Дёрдь Петри — самый яркий венгерский представитель этой второй линии.
Особенности его таланта: склонность к иронии, сарказму, нетерпимость к глянцу и приукрашиванию — вполне органично слились здесь с мировоззренческими предпосылками, с неприятием идеологического диктата, с нежеланием принимать и поддерживать большую ложь о “самом гуманном” и “самом прогрессивном” обществе. Но, возможно, этого было бы еще недостаточно для настоящей поэзии — если бы не исконно присущая Петри склонность к философской глубине художественного видения: недаром первым кумиром его был Аттила Йожеф.
Естественно, что Петри примкнул к венгерской демократической оппозиции, в 1981—1985 гг. был редактором диссидентского журнала “Беселё” (“Собеседник”). И — тоже, конечно, естественно — очень рано, в середине 70-х годов, был лишен возможности публиковаться, его произведения появлялись лишь в самиздатовских венгерских изданиях и за границей.

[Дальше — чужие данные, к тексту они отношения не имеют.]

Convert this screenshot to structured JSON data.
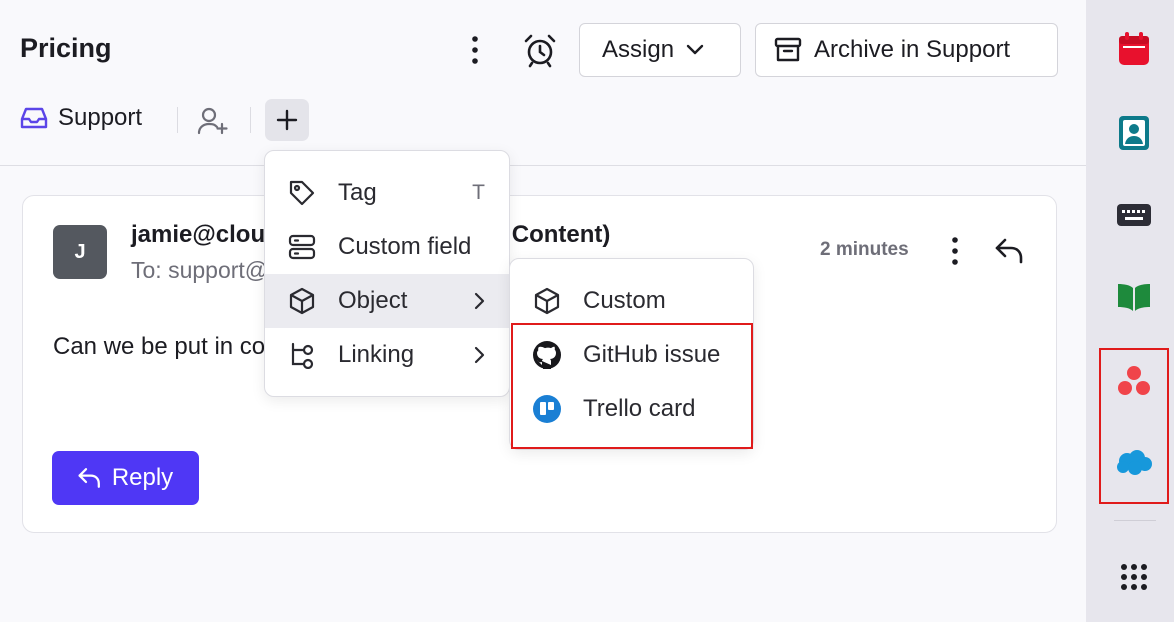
{
  "header": {
    "title": "Pricing",
    "assign_label": "Assign",
    "archive_label": "Archive in Support"
  },
  "subbar": {
    "inbox_label": "Support"
  },
  "message": {
    "avatar_initial": "J",
    "sender": "jamie@cloudcontent.com (Cloud Content)",
    "recipient": "To: support@example.com",
    "time": "2 minutes",
    "body": "Can we be put in contact with someone to discuss pricing?",
    "reply_label": "Reply"
  },
  "add_menu": {
    "items": [
      {
        "label": "Tag",
        "hint": "T",
        "icon": "tag-icon"
      },
      {
        "label": "Custom field",
        "icon": "custom-field-icon"
      },
      {
        "label": "Object",
        "icon": "cube-icon",
        "submenu": true
      },
      {
        "label": "Linking",
        "icon": "linking-icon",
        "submenu": true
      }
    ]
  },
  "object_submenu": {
    "items": [
      {
        "label": "Custom",
        "icon": "cube-icon"
      },
      {
        "label": "GitHub issue",
        "icon": "github-icon"
      },
      {
        "label": "Trello card",
        "icon": "trello-icon"
      }
    ]
  },
  "rail": {
    "icons": [
      "calendar-icon",
      "contacts-icon",
      "keyboard-icon",
      "book-icon",
      "asana-icon",
      "salesforce-icon",
      "apps-grid-icon"
    ]
  },
  "colors": {
    "accent": "#4f37f5",
    "highlight": "#e01b1b",
    "calendar": "#e8112d",
    "contacts": "#0d7a8a",
    "book": "#1e8a3c",
    "asana": "#f0444a",
    "salesforce": "#1798db",
    "trello": "#1a7fd4"
  }
}
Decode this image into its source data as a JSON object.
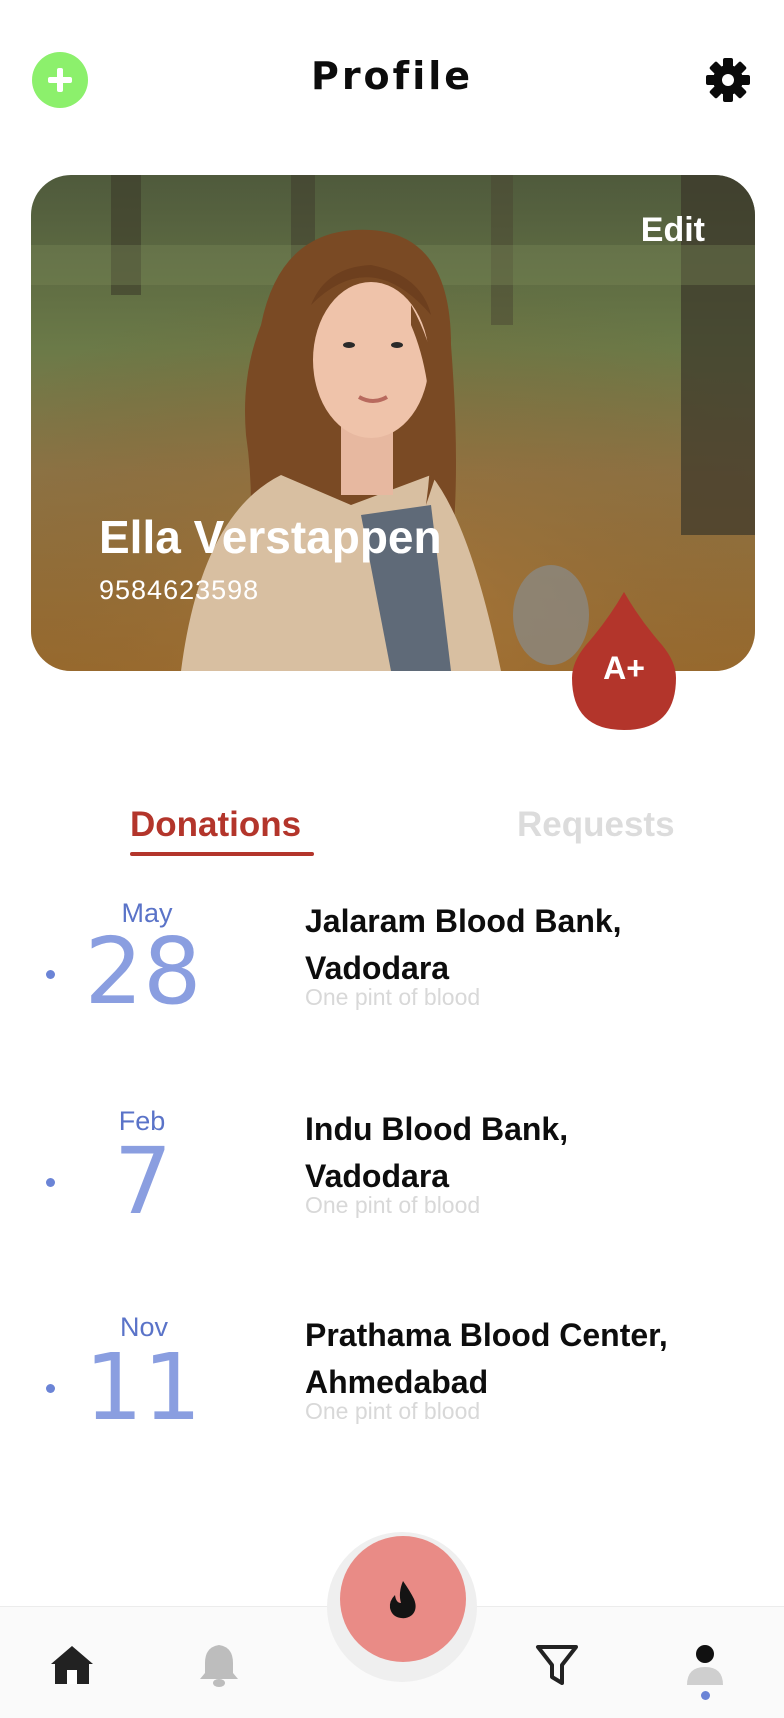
{
  "header": {
    "title": "Profile",
    "add_icon": "plus-circle-icon",
    "settings_icon": "gear-icon",
    "accent": "#8cf06c"
  },
  "profile": {
    "edit_label": "Edit",
    "name": "Ella Verstappen",
    "phone": "9584623598",
    "blood_group": "A+",
    "drop_color": "#b3352b"
  },
  "tabs": {
    "active": "Donations",
    "inactive": "Requests"
  },
  "donations": [
    {
      "month": "May",
      "day": "28",
      "bank_line1": "Jalaram Blood Bank,",
      "bank_line2": "Vadodara",
      "amount": "One pint of blood"
    },
    {
      "month": "Feb",
      "day": "7",
      "bank_line1": "Indu Blood Bank,",
      "bank_line2": "Vadodara",
      "amount": "One pint of blood"
    },
    {
      "month": "Nov",
      "day": "11",
      "bank_line1": "Prathama Blood Center,",
      "bank_line2": "Ahmedabad",
      "amount": "One pint of blood"
    }
  ],
  "nav": {
    "items": [
      "home-icon",
      "bell-icon",
      "flame-icon",
      "filter-icon",
      "user-icon"
    ],
    "active": "user-icon",
    "fab_color": "#e98b86"
  }
}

Часто стихи Петри весьма близки к тому, что принято называть “антипоэзией”, “антиэстетикой”. Но поза наплевательства, пренебрежительная гримаса — нередко лишь найденный поэтом способ скрыть боль за человека, тоску по невозможной в нашем мире гармонии. Ведь давно известно, что трагизм гораздо сильнее выражает не трагическая гримаса, а усилием воли надетая поверх нее беззаботная улыбка… Поэтическая позиция Д. Петри близка, мне кажется, к тому, что слышится нам в словах Высоцкого: “Нет, ребята, все не так. Все не так, ребята”.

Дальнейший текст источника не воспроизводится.